A 2011 appeal was denied. But in 2015 Braseel's convictions were vacated and he was granted a new trial in a ruling Dec. 25, 2015, by Circuit Court Judge Justin Angel. Angel ruled at the time that Braseel didn't receive effective legal counsel in the case resulting in a failure to challenge questionable evidence in the case, including a photo lineup that led to Braseel being identified as the murder suspect.
But after Braseel was free for less than a year, the Tennessee Court of Appeals in October 2016 reversed Angel's ruling and Braseel had to return to prison with his convictions reinstated.
In 2019, Braseel filed a petition for a new trial based on new evidence. A fingerprint had been found inside the victim's car during the original investigation, but it wasn't matched until 2017. TBI identified the fingerprint as belonging to Kermit Bryson, a Grundy County man suspected of killing Grundy County Deputy Shane Tate in 2008. Bryson took his own life later that same day as authorities closed in. Braseel has contended Bryson was Burrows' killer since the new fingerprint evidence placed him in a car at the crime scene.

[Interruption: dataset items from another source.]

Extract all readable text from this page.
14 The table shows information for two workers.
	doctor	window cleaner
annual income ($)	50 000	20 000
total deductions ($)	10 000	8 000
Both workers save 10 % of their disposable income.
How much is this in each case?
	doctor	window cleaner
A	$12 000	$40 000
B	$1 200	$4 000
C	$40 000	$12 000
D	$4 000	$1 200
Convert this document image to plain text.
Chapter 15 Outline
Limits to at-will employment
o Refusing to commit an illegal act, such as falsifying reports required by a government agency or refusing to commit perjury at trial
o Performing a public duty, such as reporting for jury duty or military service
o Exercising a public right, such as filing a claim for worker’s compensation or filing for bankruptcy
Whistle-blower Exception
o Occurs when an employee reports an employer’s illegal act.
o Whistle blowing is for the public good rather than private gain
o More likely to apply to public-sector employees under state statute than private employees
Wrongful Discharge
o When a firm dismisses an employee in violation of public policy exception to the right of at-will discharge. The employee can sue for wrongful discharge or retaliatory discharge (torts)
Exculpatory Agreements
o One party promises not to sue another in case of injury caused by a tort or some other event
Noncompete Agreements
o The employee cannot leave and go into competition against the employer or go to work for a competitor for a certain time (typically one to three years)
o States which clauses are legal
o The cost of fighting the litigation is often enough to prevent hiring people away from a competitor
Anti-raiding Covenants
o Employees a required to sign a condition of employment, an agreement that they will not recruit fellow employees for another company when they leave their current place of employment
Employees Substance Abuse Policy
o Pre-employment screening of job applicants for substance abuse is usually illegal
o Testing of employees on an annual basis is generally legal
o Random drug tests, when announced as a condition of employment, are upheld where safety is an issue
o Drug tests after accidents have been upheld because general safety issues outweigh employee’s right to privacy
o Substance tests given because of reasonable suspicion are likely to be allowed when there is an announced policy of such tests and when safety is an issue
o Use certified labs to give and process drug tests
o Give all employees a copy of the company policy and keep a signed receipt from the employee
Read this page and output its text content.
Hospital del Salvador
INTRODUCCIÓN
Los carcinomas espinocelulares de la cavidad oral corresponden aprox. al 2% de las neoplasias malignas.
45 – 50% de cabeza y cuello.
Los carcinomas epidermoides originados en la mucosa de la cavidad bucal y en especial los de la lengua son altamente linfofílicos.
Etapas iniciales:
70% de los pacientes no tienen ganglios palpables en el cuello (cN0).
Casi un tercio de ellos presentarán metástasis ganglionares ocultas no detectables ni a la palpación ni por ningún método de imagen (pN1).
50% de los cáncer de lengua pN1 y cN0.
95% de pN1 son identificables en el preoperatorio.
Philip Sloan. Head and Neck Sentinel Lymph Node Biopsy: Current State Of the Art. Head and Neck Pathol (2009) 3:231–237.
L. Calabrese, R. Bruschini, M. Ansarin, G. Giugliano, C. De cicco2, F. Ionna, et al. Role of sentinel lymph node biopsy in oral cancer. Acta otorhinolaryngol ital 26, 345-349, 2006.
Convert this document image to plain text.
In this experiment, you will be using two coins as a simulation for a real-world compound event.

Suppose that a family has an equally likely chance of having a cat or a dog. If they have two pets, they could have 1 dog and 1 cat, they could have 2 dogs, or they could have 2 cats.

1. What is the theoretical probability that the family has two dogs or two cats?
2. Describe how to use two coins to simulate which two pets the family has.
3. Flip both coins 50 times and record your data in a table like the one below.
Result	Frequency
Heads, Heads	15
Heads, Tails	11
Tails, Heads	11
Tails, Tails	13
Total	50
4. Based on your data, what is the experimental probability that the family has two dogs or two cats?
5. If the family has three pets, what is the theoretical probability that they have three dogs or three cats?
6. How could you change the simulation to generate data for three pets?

In August 2019, Braseel's lawyers and prosecutors reached a plea deal in which Braseel's murder conviction was dropped in exchange for pleading guilty to aggravated assault. Angel ordered him freed immediately, but Braseel at the time was unhappy because he contended he had nothing to do with the slaying. Braseel entered a best interest plea -- also known as an "Alford" plea -- to a felony charge of aggravated assault.
"We still have a fight ahead of us," Braseel said in 2019 a few days after he was freed.
Braseel's next effort was to seek exoneration on his remaining charge. The case went before the seven-member Executive Clemency Unit on June 24, 2020, for a hearing on Braseel's application for exoneration. The panel voted unanimously to recommend exoneration. Gov. Bill Lee exonerated Braseel in December 2021.
According to presiding U.S. District Judge Thomas A. Varlan's scheduling orders for Braseel's civil rights trial set in Knoxville on April 2, 2024, and a pre-trial conference is set for March 26, 2024.